Bagian 15. Berkelahi

5K 699 42
                                    


"Om paling ganteng? Cuih.."

Jeno masih saja menggerutu bahkan di dalam kelasnya. Saat itu jam pelajaran terakhir dan pikiran Jeno masih saja belum teralihkan dari kata-kata kakaknya semalam. Begadang semalaman membuat wajah putih Jeno tampak suram dan ada cincin hitam tipis di sekitar matanya.

Jika ditanya apa sebenarnya yang membuat Jeno serisau itu, Jeno pun tak tahu pasti jawabannya. Sama seperti sebelumnya, ada sebuah perasaan yang mengganjal di hatinya. Perasaan itu seolah menolak kedekatan kakaknya dengan orang lain. 

Kini Jeno bertanya-tanya apa ia mengidap 'Brother complex'? Well, ia tak ingin berspekulasi terlalu jauh. Jeno rasa wajar jika seorang adik mengkhawatirkan kakaknya, bukan begitu?

Mata Jeno melirik ke arah jam dinding. Masih 45 menit lagi sebelum kelas berakhir. Melihat gurunya yang sibuk menuliskan catatan di papan tulis, Jeno iseng melihat isi ponselnya. Daripada lelah mencatat, bukankah lebih efisien jika ia memfotonya?

Alis Jeno berkedut ketika layar ponselnya menyala, tampak belasan missed call dari Haechan.

'Ada apa anak ini?'

Perasaan Jeno tiba-tiba berubah tidak enak. Tak biasanya Haechan menelponnya se-ngotot ini. Jeno pun membuka pesan singkat yang Haechan kirimkan padanya.

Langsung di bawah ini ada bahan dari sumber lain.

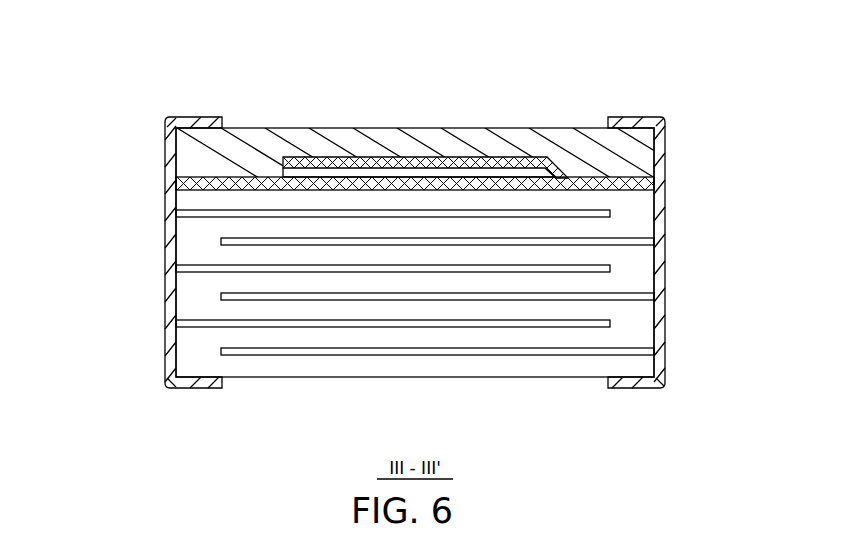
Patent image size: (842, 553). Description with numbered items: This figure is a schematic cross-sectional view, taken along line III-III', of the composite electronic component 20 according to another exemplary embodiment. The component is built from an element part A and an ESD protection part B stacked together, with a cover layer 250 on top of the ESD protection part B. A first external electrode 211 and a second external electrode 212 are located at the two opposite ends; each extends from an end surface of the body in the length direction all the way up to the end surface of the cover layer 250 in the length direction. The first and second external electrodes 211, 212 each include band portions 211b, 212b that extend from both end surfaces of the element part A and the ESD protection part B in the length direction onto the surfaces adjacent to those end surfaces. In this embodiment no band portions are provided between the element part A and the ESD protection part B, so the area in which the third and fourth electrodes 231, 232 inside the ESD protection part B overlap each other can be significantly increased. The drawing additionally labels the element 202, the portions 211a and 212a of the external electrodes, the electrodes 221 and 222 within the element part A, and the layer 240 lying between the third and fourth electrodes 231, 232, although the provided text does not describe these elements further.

The composite electronic component 20 is at (429, 42).
The ceramic body 202 is at (374, 337).
The first external electrode 211 is at (123, 244).
The side portion of first external electrode 211a is at (170, 262).
The band portion 211b is at (78, 267).
The second external electrode 212 is at (704, 244).
The side portion of second external electrode 212a is at (658, 260).
The band portion 212b is at (752, 267).
The first internal electrode 221 is at (243, 327).
The second internal electrode 222 is at (320, 355).
The third electrode 231 is at (262, 177).
The fourth electrode 232 is at (480, 157).
The insulating layer 240 is at (396, 171).
The cover layer 250 is at (582, 143).
The element part A is at (677, 190).
The ESD protection part B is at (677, 128).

'kak Jeno! Yongie dibawa ke kantor polisi! Cepatlah kemari!'

Jeno seperti kehilangan kekuatannya untuk sekejap. Ponsel itu nyaris saja jatuh ketika Jeno membaca pesan itu.

'Kakak? kantor polisi?'

Tak berpikir lebih banyak lagi, ia segera meringkas buku-bukunya dan dengan suara derit meja yang terdorong kasar ia beranjak dari kelas.

"Hey! Jeno! Apa kau tidak tahu saya masih mengajar?!"

Jeno sudah sampai di ambang pintu ketika gurunya meneriakinya. dengan emosi tertahan ia pun berbalik.

"Bu, maaf saya ada urusan mendesak. Saya akan menjalani hukumannya besok, tapi izinkan saya pulang terlebih dulu. Terima kasih."

Dan Jeno pun berlari meninggalkan kelas itu, seolah tak peduli bagaimana gurunya beberapa kali memanggil namanya. Ia tak peduli. Yang di otaknya adalah kakaknya.

'Apa yang sudah kau lakukan Kak? Bertahanlah.. Jangan menangis.."

***

"Huweeee... Huuuaaa.... Ampun Om... Yongie janji ga nakal lagi... Huuuweeee.."

Haechan tampak kerepotan menenangkan Taeyong yang menangis tersedu-sedu sejak para polisi membawa mereka ke kantor polisi. Beberapa polwan mendekat dan membantu meredakan tangis Taeyong namun Taeyong tetap saja menangis tak terkendali.

"Huee.. Jeno... Jenoo.. hiks, Jenoo!!"

Haechan hanya bisa berdecak kasar. Matanya juga mulai basah karena panik melihat Taeyong yang seolah tak tampak tanda akan meredakan tangisnya.  Dilihatnya ponselnya yang masih tak ada tanda-tanda telfon dari Jeno. "Kak Jeno.. Kau di mana??" gerutu Haechan dengan suara bergetar.

"Yongie.. Cup-cup ya.. Jangan nangis.. Habis ini Jeno datang.."

"Huee.. Jenoo.. Kakak takut... Ampun pak polisi.. Huuuuhu..."

"Tenang.. Tenang.. Cup -up ya.. Adik nggak akan kenapa-kenapa.. Pak Polisinya baik.." hibur salah satu polwan yang kini membelai punggung Taeyong. Tapi tampaknya kata-kata itu tak dapat Taeyong tangkap. Ia terus saja menangis dan menutupi wajahnya di pelukan Haechan.

"Astaga.. Sampai kapan dia akan menangis?" gerutu salah satu Polisi di sana.

"Ya ini juga karena Bapak! Harusnya Bapak bisa lebih lembut pada anak tunagrahita!" Bela salah satu Polwan.